The Reliance Retirement Plan comes with two options — a wealth creation plan and an income generation plan. The wealth creation plan is expected to invest 65-100 per cent of its corpus in equity and the remaining in safe debt instruments. This makes it work more or less like an equity-oriented balanced fund. It will be benchmarked against the BSE 100, which means that the equity bets are likely to be in large-cap or bluechip names.

The income generation plan seeks to invest 5-30 per cent of its corpus in equities and 60-95 per cent in debt. This plan is suitable for conservative investors as it is designed more on the lines of a monthly income plan (MIP).

Switching between either of the two plans is allowed, without any charges.

Investments are locked in till you turn 60. If you wish to redeem units before this period, you would have to contend with a 1 per cent exit load.

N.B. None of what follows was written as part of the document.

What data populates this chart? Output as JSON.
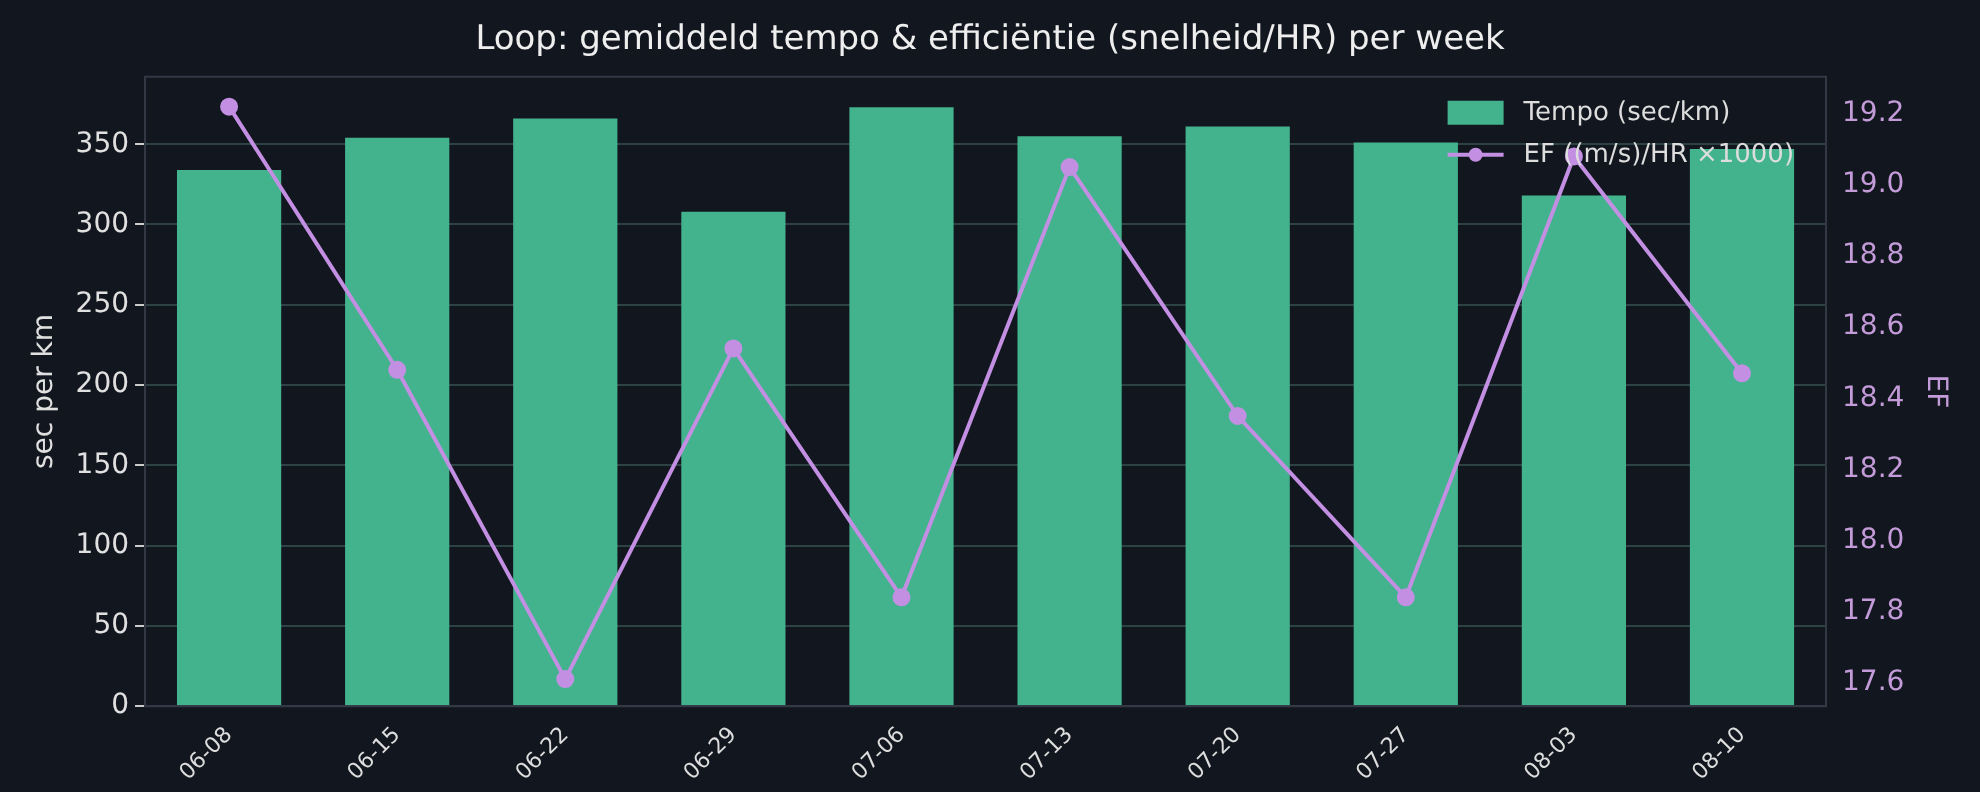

The investments made in the Reliance Retirement Fund are eligible for tax deductions under Section 80C.

How it compares

The simplicity of the product makes it inviting. Existing pension plans from UTI and Franklin India function more as conservative debt-oriented balanced schemes and have generated returns of 11-14 per cent over the past 17-20 years. Quality equity-oriented balanced schemes such as HDFC Balanced and Tata Balanced, on the other hand, have generated 18-20 per cent annually over the past 10-15 years. Clearly, equity does provide a kicker to returns. This applies even so for long-term goals such as retirement, where there is enough time to play out the risks associated with equity investments and, at the same time, generate inflation beating returns.

The NPS has an option for automatic allocation between instruments such as equity, corporate bonds and government debt. Else, there is also another option where you will have to choose the proportion to be allocated to these instruments. Of course, making decisions may not be very easy. Also, there is a limit of 50 per cent for equity investments in the NPS. Charges though, are quite low. Returns are reasonable.

Charges and tax treatment

The Reliance Retirement Fund will charge 2.5 per cent. But if investors choose the ‘direct option’ available for mutual fund investments, charges could come down dramatically. For example, in equity-oriented balanced funds, the direct plans charge 1.5-1.8 per cent annually, while the normal plans charge 2-2.5 per cent. NPS though, is still the cheapest at around 1 per cent.

In terms of tax treatment, the wealth creation plan would be tax-free at the time of retirement as it would have at least 65 per cent of its corpus in equities. Of course, if the income generation plan is chosen, you would have to pay long-term capital gains. But with indexation benefits, even the 20 per cent taxes payable may not create a significant dent in your corpus. In comparison, the proceeds from the NPS are taxable in the current scenario. Also, this offer allows you to withdraw the entire sum and invest it as you like once you turn 60.

The NPS, on the other hand, requires you to buy an annuity for 40 per cent of the accumulated corpus. If annuity rates are unattractive, then you would stand to lose. In addition, Section 80C tax deduction adds to the attractiveness of the product. So, for investors who have started working or are in their 30s or early 40s, the wealth creation plan would be suitable.

Later on, in your mid 50s, you can opt for a switch to the income generation plan, or continue with the same plan if you have adequate risk appetite.

Two other houses — SBI and Axis — are reportedly looking at launching retirement funds. So, the space is expected to get competitive soon. The Reliance Retirement Fund NFO is open till February 5, 2015.